The characteristic changes associated with menopause are primarily the result of low circulating estrogen levels. Estrogen is a very important regulatory hormone in girls and women. In addition to the role of estrogen in reproductive processes, this hormone has profound effects on several other physiological systems (Table 55-4).
Hormone replacement therapy is indicated during menopause to alleviate the menopausal syndrome and to prevent or diminish the physical changes that occur as a result of estrogen deficiency. Menopausal hormone replacement therapy consists of estrogen and progestin administration. The reason for administering progestins is that the endometrium is at significant risk of neoplasia from the unopposed actions of estrogens. Thus, progestins are not generally administered to women who have had hysterectomies. Estrogen replacement is very effective against the menopausal syndrome, as well as against osteoporosis and cardiovascular disease. However, because of side effects (e.g., menstruation) and concern about endometrial and breast cancer, compliance with hormone replacement therapy is often compromised.

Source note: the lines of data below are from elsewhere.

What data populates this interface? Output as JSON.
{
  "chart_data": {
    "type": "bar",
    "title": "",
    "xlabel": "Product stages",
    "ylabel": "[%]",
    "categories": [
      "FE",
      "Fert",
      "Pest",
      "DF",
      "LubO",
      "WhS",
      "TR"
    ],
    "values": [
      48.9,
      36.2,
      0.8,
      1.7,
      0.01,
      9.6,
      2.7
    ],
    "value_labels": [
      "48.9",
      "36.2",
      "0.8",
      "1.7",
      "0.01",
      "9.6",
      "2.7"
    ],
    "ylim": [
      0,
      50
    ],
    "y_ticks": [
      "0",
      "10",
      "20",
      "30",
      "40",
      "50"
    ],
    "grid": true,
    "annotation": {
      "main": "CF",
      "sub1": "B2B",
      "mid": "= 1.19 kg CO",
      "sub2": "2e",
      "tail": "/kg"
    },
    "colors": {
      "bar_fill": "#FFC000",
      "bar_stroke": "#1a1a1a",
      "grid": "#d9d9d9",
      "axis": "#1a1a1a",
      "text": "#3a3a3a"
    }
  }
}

The selective ER modulators (SERMS) comprise a group of structurally dissimilar compounds that interact with ERs. However, these agents act as either estrogen agonists or estrogen antagonists, depending on the target tissue and hormonal status of the individual. The exact mechanisms through which SERMS elicit their effects in specific tissues remain unclear and constitute an area of active research. The estrogen antagonist effects of SERMS may be mediated by classic competition for the ER. SERMS such as tamoxifen and raloxifene have beneficial effects, similar to those of estrogens, on bone and the cardiovascular system, whereas they antagonize estrogen in reproductive tissue. Clearly, the ideal SERM would have all the beneficial effects of estrogen without the negative and potentially dangerous side effects. For example, the perfect SERM would alleviate the menopausal syndrome, protect against cardiovascular and Alzheimer disease, and act as estrogen agonists in certain reproductive tissues and as antagonists in others.
During menopause, estradiol levels are generally less than 30 pg/mL, and progesterone levels are often less than 1 ng/mL of plasma. Both these values are somewhat less than the lowest levels seen during the menstrual cycle of a younger woman (Fig. 55-9). Ovarian production of androstenedione is minimal during menopause, although androstenedione production by the adrenal cortex remains normal.
Because the output of estrogens, progestins, and inhibins from the ovaries falls to very low levels during menopause, negative feedback on the hypothalamic-pituitary-ovarian axis (Fig. 55-4) becomes minimal. As a result, levels of FSH and LH may be higher than those seen during the midcycle surge in premenopausal women—the futile attempt of the axis to stimulate follicular development and production of the female sex steroids. During menopause, the anterior pituitary still secretes FSH and LH in pulses, presumably after cyclic release of GnRH from the hypothalamus (Fig. 55-2A). Although gonadotropins cannot generally stimulate the postmenopausal ovary, it appears that the gonadotrophs in the anterior pituitary can respond to exogenous GnRH.